When writing skills, expressing general principles matters more than enumerating every good and bad combination. For my /write-docstrings skill, I specify a modified Google docstring style and provide one correct and one incorrect example. From that, the agent does a reasonable job staying within my preferred style.
You can bundle content with a skill, such as reference documentation, code structure, algorithm details, and papers that get loaded as needed, though I often find a basic SKILL.md is adequate. More content in a skill uses a larger amount of the context window, and repeating the same thing in multiple ways doesn't necessarily make the skill have more lasting power. Skills should endeavor to be brief, allowing them to be loaded into the context window in a timely manner and not flooding the context window with superfluous information.
Conclusion
Coding with AI agents is fundamentally reshaping the discipline of software development. It is a significant boon to already effective coders, leveraging their understanding of code design by accelerating the pace at which it can be written and rewritten. For unskilled programmers or those unfamiliar with a library or framework, it can also be a great help, enabling them to work with things they have never done before, but caution should be exercised.

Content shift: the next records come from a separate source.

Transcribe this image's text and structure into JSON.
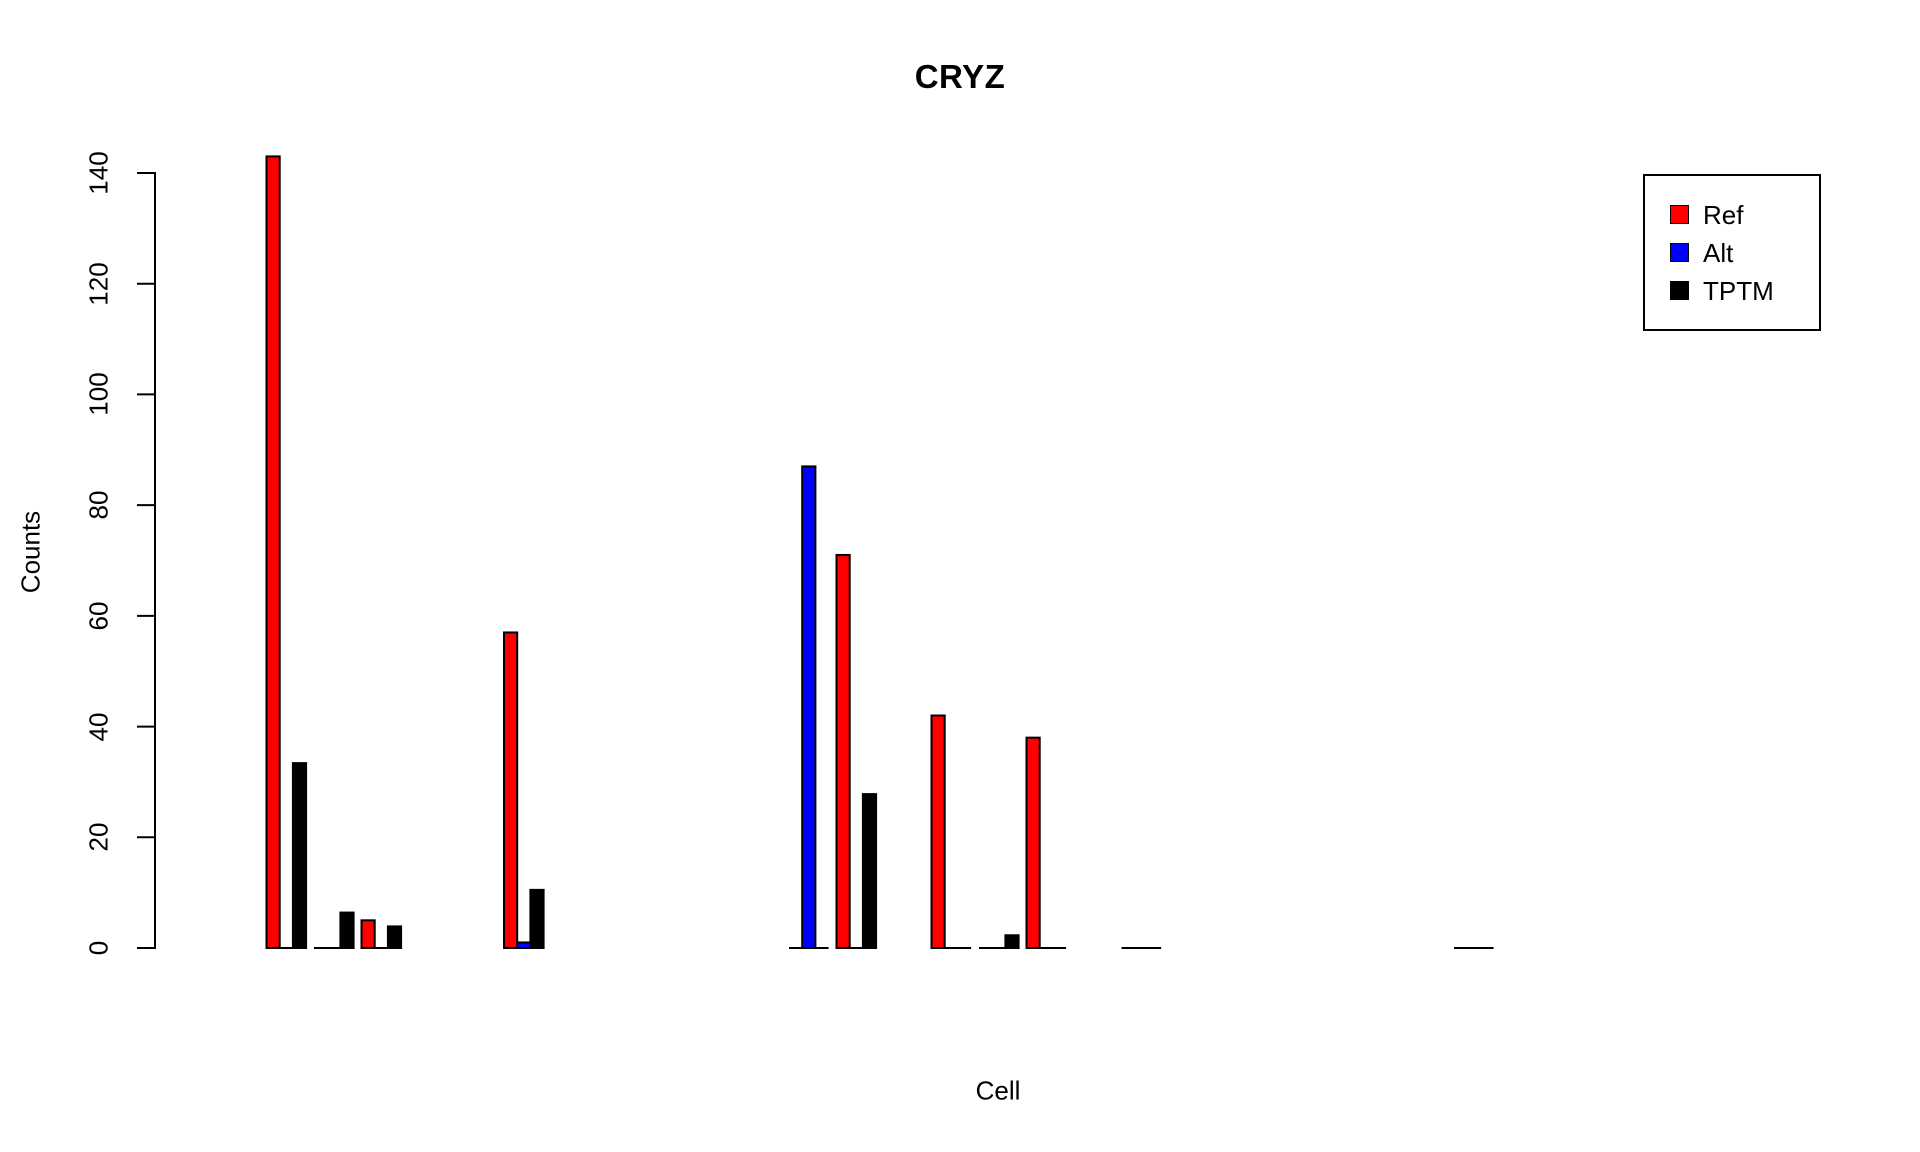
{
  "chart_data": {
    "type": "bar",
    "title": "CRYZ",
    "xlabel": "Cell",
    "ylabel": "Counts",
    "ylim": [
      0,
      145
    ],
    "yticks": [
      0,
      20,
      40,
      60,
      80,
      100,
      120,
      140
    ],
    "grid": false,
    "background": "#ffffff",
    "axis_color": "#000000",
    "legend_position": "top-right",
    "series_names": [
      "Ref",
      "Alt",
      "TPTM"
    ],
    "legend": {
      "entries": [
        {
          "label": "Ref",
          "color": "#FF0000"
        },
        {
          "label": "Alt",
          "color": "#0000FF"
        },
        {
          "label": "TPTM",
          "color": "#000000"
        }
      ]
    },
    "n_cell_slots": 26,
    "note": "cells without a drawn group are NA; zero values draw as baseline line segments",
    "groups": [
      {
        "cell_index": 1,
        "values": [
          143,
          0,
          33.4
        ]
      },
      {
        "cell_index": 2,
        "values": [
          0,
          0,
          6.4
        ]
      },
      {
        "cell_index": 3,
        "values": [
          5,
          0,
          3.9
        ]
      },
      {
        "cell_index": 6,
        "values": [
          57,
          1,
          10.5
        ]
      },
      {
        "cell_index": 12,
        "values": [
          0,
          87,
          0
        ]
      },
      {
        "cell_index": 13,
        "values": [
          71,
          0,
          27.8
        ]
      },
      {
        "cell_index": 15,
        "values": [
          42,
          0,
          0
        ]
      },
      {
        "cell_index": 16,
        "values": [
          0,
          0,
          2.3
        ]
      },
      {
        "cell_index": 17,
        "values": [
          38,
          0,
          0
        ]
      },
      {
        "cell_index": 19,
        "values": [
          0,
          0,
          0
        ]
      },
      {
        "cell_index": 26,
        "values": [
          0,
          0,
          0
        ]
      }
    ]
  }
}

So far, the true benefits of AI agents have accrued to those who already have coding expertise; the promise of an untrained programmer giving an agent a simple prompt and having it build complex infrastructure has not yet materialized. Experts can now ship much faster without needing to worry about minutiae of syntax; it does not yet free one from needing to understand the code that the agent has written, merely the need to write it. Agents also enable quick iteration on coding plans, bringing up obscure sections of code and how it will need to change to accommodate the goal; I've done refactors in ten minutes that I would never previously have considered if I had all day. Agentic coding is not an invitation to turn your brain off and have it do your work for you, but to think more deeply about the larger problems at hand without getting mired in syntax. So far, agentic coding is like a switch from hand-writing to writing on a computer; you still need to provide the content and thought, you can just go more quickly without needing to worry about hand-crafting the letters.
Sadly, I expect many of the coming AI-written codebases to be giant balls of mud. Unless care is taken to maintain a well-defined structure to the code in the face of the deluge of new features, many codebases will quickly start to drown. Shoddily implemented features will bury us, while ironically becoming load-bearing for random other parts of our projects. Yet perhaps in our code's potential devastation also lies an opportunity; agents can also be wielded to help bail us out of this coming mess with constant refactoring and code-quality improvement, but only if we take care to use them well.
e.g. this paper showing their failure when coding in esoteric languages they haven't been optimized for: arxiv.org/abs/2603.09678
BTW, I use Zola
One should never blindly run skills from others, that is a perfect attack vector and I expect we will see some very embarrassing things happen in this regard in the near future.
I also grudgingly own a Mac because they have incredible battery life, the best processors, great build quality, good speakers, etc.